CIVITAVECCHIA – La nota giornalista romana Selvaggia Lucarelli è stata condannata per diffamazione nei confronti della collega fermana Sandra Amurri.
La Lucarelli, difesa dall’avvocato Lorenzo Puglisi, si era resa protagonista di alcune ficcanti battute su Facebook nei confronti della Amurri che, davanti al giudice del tribunale di Fermo, è stata rappresentata dagli avvocati Francesco De Minicis e Simona Cardinali.

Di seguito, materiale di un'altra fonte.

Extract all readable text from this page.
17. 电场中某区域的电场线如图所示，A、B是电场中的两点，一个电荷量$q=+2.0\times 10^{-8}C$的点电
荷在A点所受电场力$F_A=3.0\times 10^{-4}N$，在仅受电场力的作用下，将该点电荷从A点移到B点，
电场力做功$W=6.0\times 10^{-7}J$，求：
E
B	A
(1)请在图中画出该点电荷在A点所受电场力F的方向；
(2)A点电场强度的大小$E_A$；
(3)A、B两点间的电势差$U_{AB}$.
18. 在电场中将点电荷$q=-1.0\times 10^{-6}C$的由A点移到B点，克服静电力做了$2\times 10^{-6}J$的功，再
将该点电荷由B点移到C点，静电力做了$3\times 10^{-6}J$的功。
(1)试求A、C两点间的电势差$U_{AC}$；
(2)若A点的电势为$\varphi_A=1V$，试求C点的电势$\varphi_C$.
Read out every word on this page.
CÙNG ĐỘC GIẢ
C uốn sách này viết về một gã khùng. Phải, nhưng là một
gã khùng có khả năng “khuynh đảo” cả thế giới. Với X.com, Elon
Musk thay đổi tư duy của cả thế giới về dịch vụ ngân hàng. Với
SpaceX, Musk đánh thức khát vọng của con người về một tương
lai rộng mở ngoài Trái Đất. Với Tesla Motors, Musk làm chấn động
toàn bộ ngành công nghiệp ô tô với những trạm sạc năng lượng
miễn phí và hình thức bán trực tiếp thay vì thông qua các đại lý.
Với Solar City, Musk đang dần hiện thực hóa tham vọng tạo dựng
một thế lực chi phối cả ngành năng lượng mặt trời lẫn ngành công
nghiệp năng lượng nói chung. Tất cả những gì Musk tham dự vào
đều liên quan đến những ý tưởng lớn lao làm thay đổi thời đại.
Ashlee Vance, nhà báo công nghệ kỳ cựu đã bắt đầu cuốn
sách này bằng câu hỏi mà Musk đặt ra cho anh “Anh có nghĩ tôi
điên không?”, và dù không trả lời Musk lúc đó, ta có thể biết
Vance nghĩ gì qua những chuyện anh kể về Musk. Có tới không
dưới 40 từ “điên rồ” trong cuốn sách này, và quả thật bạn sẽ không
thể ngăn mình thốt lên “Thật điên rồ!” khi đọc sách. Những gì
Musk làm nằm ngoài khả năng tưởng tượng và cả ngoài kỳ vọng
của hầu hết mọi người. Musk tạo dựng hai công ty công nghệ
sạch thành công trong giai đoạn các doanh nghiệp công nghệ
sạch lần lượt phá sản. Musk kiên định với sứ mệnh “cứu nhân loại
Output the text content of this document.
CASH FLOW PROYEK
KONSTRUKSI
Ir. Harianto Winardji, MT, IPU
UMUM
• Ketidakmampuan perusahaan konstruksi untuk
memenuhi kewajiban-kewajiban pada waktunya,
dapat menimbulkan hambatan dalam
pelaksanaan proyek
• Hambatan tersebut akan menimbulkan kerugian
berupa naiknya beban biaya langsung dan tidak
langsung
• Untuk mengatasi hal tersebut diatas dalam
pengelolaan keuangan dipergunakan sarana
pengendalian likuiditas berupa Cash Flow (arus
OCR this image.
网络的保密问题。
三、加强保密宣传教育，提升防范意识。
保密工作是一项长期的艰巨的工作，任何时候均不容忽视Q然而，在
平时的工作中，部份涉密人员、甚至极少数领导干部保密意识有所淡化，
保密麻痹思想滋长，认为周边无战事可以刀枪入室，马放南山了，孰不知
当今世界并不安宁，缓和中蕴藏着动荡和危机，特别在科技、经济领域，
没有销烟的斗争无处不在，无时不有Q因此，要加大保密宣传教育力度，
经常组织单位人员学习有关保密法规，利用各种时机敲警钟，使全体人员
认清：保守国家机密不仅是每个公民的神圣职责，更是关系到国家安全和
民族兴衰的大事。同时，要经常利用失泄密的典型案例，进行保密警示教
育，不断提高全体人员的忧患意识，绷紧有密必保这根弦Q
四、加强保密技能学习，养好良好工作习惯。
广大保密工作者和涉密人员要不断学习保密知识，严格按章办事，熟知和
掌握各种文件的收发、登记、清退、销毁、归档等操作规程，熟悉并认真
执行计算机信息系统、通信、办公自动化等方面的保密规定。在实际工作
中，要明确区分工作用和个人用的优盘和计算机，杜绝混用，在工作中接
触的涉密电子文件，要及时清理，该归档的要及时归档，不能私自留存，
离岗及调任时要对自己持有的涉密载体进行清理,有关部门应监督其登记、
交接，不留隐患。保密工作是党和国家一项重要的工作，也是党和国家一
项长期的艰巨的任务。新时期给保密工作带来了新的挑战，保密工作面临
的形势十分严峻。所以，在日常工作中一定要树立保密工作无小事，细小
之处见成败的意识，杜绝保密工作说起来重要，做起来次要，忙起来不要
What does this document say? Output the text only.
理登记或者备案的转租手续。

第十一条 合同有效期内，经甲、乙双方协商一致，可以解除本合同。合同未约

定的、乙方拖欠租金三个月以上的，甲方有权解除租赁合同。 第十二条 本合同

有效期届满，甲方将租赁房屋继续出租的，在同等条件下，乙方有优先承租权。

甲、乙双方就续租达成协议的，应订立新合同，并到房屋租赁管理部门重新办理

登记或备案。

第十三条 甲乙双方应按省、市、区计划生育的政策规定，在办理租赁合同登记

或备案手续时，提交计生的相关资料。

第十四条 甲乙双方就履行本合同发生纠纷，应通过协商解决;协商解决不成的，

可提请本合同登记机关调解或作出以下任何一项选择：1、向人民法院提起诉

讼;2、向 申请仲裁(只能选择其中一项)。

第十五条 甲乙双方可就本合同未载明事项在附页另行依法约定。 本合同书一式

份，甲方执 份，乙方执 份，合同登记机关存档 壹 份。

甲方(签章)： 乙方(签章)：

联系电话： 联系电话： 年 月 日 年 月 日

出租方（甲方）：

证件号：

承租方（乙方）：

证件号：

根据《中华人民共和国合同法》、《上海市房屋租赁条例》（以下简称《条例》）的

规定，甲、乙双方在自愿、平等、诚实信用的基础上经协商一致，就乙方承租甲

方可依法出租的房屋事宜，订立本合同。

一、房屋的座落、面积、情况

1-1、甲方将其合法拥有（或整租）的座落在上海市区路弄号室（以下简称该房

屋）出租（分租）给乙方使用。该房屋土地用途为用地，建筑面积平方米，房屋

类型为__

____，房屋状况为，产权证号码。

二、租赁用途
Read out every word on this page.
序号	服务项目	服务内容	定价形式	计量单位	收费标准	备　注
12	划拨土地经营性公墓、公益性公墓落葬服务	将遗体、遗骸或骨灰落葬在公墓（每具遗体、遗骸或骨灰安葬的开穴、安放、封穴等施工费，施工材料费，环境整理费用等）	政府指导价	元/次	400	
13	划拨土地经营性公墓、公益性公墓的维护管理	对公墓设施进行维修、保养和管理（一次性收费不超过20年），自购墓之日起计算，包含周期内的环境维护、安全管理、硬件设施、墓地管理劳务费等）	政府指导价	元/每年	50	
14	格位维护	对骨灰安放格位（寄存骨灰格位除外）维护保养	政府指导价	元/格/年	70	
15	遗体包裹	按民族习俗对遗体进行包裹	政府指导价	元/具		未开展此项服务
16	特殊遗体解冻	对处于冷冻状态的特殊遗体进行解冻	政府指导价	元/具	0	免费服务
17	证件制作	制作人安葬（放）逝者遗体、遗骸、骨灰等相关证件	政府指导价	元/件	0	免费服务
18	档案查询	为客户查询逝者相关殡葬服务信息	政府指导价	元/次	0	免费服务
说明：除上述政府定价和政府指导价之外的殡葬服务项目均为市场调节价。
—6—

Appresa la notizia la Amurri ha dichiarato: “Mentre lei, a seguire della chiusura di “Non è l’Arena” ha twittato la falsa informazione che nelle redazioni si rincorre la notizia che ci sarebbero state le forze dell’ordine in casa di Massimo Giletti, nonché in alcuni uffici amministrativi. Io posso dire che la notizia che la riguarda è vera: è stata condannata per avermi diffamata sui social definendomi “licenziata livorosa, una che è stata zitta finché pagata” e divenuta coraggiosa solo dopo essere stata “mandata via“. Tutto inizia nell’agosto 2020 quando la giornalista fermana commenta sui social un articolo a firma della Lucarelli sulla storia d’amore tra l’ex compagna di Berlusconi, Francesca Pascale, e la cantautrice Paola Turci, citando anche l’omosessualità della cantante Fiorella Mannoia. “Satira convergente da Novella 3000 – aveva scritto la Amurri – trionfo dell’eleganza! Povero il mio ex giornale”. E da qui gli insulti della Lucarelli: “I licenziati livorosi, che triste categoria. Peggio però sono quelli che fingono di non capire una battuta e strumentalizzano il femminismo e la solidarietà femminile per attaccare qualcuno (la Mannoia che è parecchio più intelligente di te l’ha capita senz’altro). Peggio ancora sono quelli che se ne stanno zitti finché prendono il loro stipendio in un giornale, poi quando vengono mandati via si scoprono improvvisamente coraggiosi e sputano veleno su ex colleghi. Amurri, fatti una vita“. Da cui la risposta tranchant della collega.
“Per tua informazione io non sono stata licenziata, me ne sono andata da un giornale che esiste, anche grazie a me e permette a te di scrivere ciò che scrivi. Ma non rivelerò altro perché, a differenza di te, il mio stile mi vieta di pubblicare messaggi ed email, compresi quelli che invii tu su chi ti paga. Sappi che di ciò che hai scritto qui, essendo totalmente falso e diffamatorio, ne risponderai nelle sedi competenti, così avrò il piacere di conoscere le tue autorevoli “fonti””. Quel giorno è arrivato.